This works but is bound with troubles. A LabVIEW array is dynamic as LabVIEW is a fully managed programming environment. No it is not .Net managed, at the time the LabVIEW developers designed the basics that are valid until today, .Net was not even an idea on earth, let's not talk about a fact. But it is managed and the LabVIEW runtime handles that all behind the curtains for you.
This means that a LabVIEW variable, and especially a handle that arrays and strings are, is only guaranteed to be valid for the duration of the Call Library Node call itself. After that node returns, any passed in array, string or even scalar variable can at any point be resized, relocated or even simply get deallocated. So the pointer that you get in this way can very well get invalidated immediately after that Call Library Node returns. For performance reasons, LabVIEW tries to maintain arrays and strings for as long as possible when it can, but to decide if it can and if it propritizes this rule above other possible rules to improve performance is a tricky business and can even change between LabVIEW versions.
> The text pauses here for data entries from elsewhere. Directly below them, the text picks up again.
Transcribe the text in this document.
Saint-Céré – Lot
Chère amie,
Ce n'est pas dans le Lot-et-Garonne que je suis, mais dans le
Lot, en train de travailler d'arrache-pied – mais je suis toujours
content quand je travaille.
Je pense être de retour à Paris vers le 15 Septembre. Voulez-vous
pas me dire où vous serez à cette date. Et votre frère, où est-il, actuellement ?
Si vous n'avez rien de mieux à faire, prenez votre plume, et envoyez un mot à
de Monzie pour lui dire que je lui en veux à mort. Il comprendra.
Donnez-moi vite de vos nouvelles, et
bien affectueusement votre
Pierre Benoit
It is pretty safe to assume that an array or string wire that you wire through a Call Library Node, doesn't branch into other nodes and is wired to the end of the current diagram structure, is left untouched for the duration of this diagram structure. But even that is not something the LabVIEW management contract guarantees. It's just the most prudent thing to do in almost any case to not sacrifice performance. Once you have a branch in the wire before or after the Call Library Node to retrieve the internal data pointer in the handle, or you do not wire the array data to the diagram structure border, all bets are open to if and when LabVIEW may decide to modify that handle (and consequently invalidate the data pointer you just got).